Kalam shifted position, stretching out his legs and crossing his arms.

In the gathering silence, he waited.

A pale Murillio returned to the table and sat down. “Someone's disposing of the body,” he said, then shook his head. “Whoever killed Chert was a professional with a real nasty streak. Right through the eye-”

“Enough!” Kruppe cried out, raising his hands. “Kruppe happens to be eating, dear Murillio, and Kruppe also happens to have a delicate stomach.”

“Chert was a fool,” Murillio continued, ignoring Kruppe, “but hardly the type to attract such viciousness.”

Crokus said nothing. He'd seen the blood on that dark-haired woman's dagger.

“Who can say?” Kruppe waggled his eyebrows. “Perhaps he was witness to some horrific horror.
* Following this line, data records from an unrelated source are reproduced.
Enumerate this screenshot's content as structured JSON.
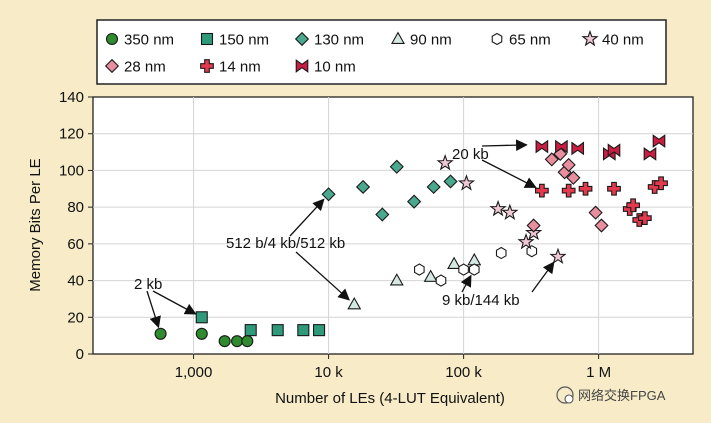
{
  "chart_data": {
    "type": "scatter",
    "xscale": "log",
    "xlabel": "Number of LEs (4-LUT Equivalent)",
    "ylabel": "Memory Bits Per LE",
    "xlim": [
      180,
      5000000
    ],
    "ylim": [
      0,
      140
    ],
    "yticks": [
      0,
      20,
      40,
      60,
      80,
      100,
      120,
      140
    ],
    "xticks": [
      {
        "value": 1000,
        "label": "1,000"
      },
      {
        "value": 10000,
        "label": "10 k"
      },
      {
        "value": 100000,
        "label": "100 k"
      },
      {
        "value": 1000000,
        "label": "1 M"
      }
    ],
    "grid": true,
    "legend_position": "top",
    "series": [
      {
        "name": "350 nm",
        "marker": "circle",
        "color": "#2e8b2e",
        "points": [
          [
            570,
            11
          ],
          [
            1150,
            11
          ],
          [
            1700,
            7
          ],
          [
            2100,
            7
          ],
          [
            2500,
            7
          ]
        ]
      },
      {
        "name": "150 nm",
        "marker": "square",
        "color": "#2f9a7a",
        "points": [
          [
            1150,
            20
          ],
          [
            2650,
            13
          ],
          [
            4200,
            13
          ],
          [
            6500,
            13
          ],
          [
            8500,
            13
          ]
        ]
      },
      {
        "name": "130 nm",
        "marker": "diamond",
        "color": "#4aa88e",
        "points": [
          [
            10000,
            87
          ],
          [
            18000,
            91
          ],
          [
            25000,
            76
          ],
          [
            32000,
            102
          ],
          [
            43000,
            83
          ],
          [
            60000,
            91
          ],
          [
            80000,
            94
          ]
        ]
      },
      {
        "name": "90 nm",
        "marker": "triangle",
        "color": "#d4e8e4",
        "points": [
          [
            15500,
            27
          ],
          [
            32000,
            40
          ],
          [
            57000,
            42
          ],
          [
            85000,
            49
          ],
          [
            120000,
            51
          ]
        ]
      },
      {
        "name": "65 nm",
        "marker": "hexagon",
        "color": "#ffffff",
        "points": [
          [
            47000,
            46
          ],
          [
            68000,
            40
          ],
          [
            100000,
            46
          ],
          [
            120000,
            46
          ],
          [
            190000,
            55
          ],
          [
            320000,
            56
          ]
        ]
      },
      {
        "name": "40 nm",
        "marker": "star",
        "color": "#f0c8d4",
        "points": [
          [
            73000,
            104
          ],
          [
            105000,
            93
          ],
          [
            180000,
            79
          ],
          [
            220000,
            77
          ],
          [
            290000,
            61
          ],
          [
            330000,
            66
          ],
          [
            500000,
            53
          ]
        ]
      },
      {
        "name": "28 nm",
        "marker": "diamond",
        "color": "#e88e9e",
        "points": [
          [
            330000,
            70
          ],
          [
            450000,
            106
          ],
          [
            520000,
            109
          ],
          [
            560000,
            99
          ],
          [
            600000,
            103
          ],
          [
            650000,
            96
          ],
          [
            950000,
            77
          ],
          [
            1050000,
            70
          ]
        ]
      },
      {
        "name": "14 nm",
        "marker": "plus",
        "color": "#e53a4e",
        "points": [
          [
            380000,
            89
          ],
          [
            600000,
            89
          ],
          [
            800000,
            90
          ],
          [
            1300000,
            90
          ],
          [
            1700000,
            79
          ],
          [
            1800000,
            81
          ],
          [
            2000000,
            73
          ],
          [
            2200000,
            74
          ],
          [
            2600000,
            91
          ],
          [
            2900000,
            93
          ]
        ]
      },
      {
        "name": "10 nm",
        "marker": "bowtie",
        "color": "#c91d42",
        "points": [
          [
            380000,
            113
          ],
          [
            530000,
            113
          ],
          [
            700000,
            112
          ],
          [
            1200000,
            109
          ],
          [
            1300000,
            111
          ],
          [
            2400000,
            109
          ],
          [
            2800000,
            116
          ]
        ]
      }
    ],
    "annotations": [
      {
        "text": "2 kb",
        "arrows": [
          [
            570,
            11
          ],
          [
            1150,
            20
          ]
        ]
      },
      {
        "text": "512 b/4 kb/512 kb",
        "arrows": [
          [
            10000,
            87
          ],
          [
            15500,
            27
          ]
        ]
      },
      {
        "text": "20 kb",
        "arrows": [
          [
            330000,
            114
          ],
          [
            380000,
            89
          ]
        ]
      },
      {
        "text": "9 kb/144 kb",
        "arrows": [
          [
            120000,
            46
          ],
          [
            500000,
            53
          ]
        ]
      }
    ]
  },
  "watermark": "网络交换FPGA"
}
Perhaps he was stamped out as a man crushes a cute mouse underfoot.”

Crokus glanced around. His eyes returned to the woman standing with Meese at the bar. Dressed in leather armour with a plain duelling sword strapped to her hip, she reminded him of the time he'd watched, as a young boy, a troop of mercenaries ride through the city. They had been the Crimson Guard, he recalled: five hundred men and women without a shiny buckle among them.

His gaze remained on the woman. Like a mercenary, a killer for whom killing had long since lost its horror. What had Chert done to earn a knife in the eye?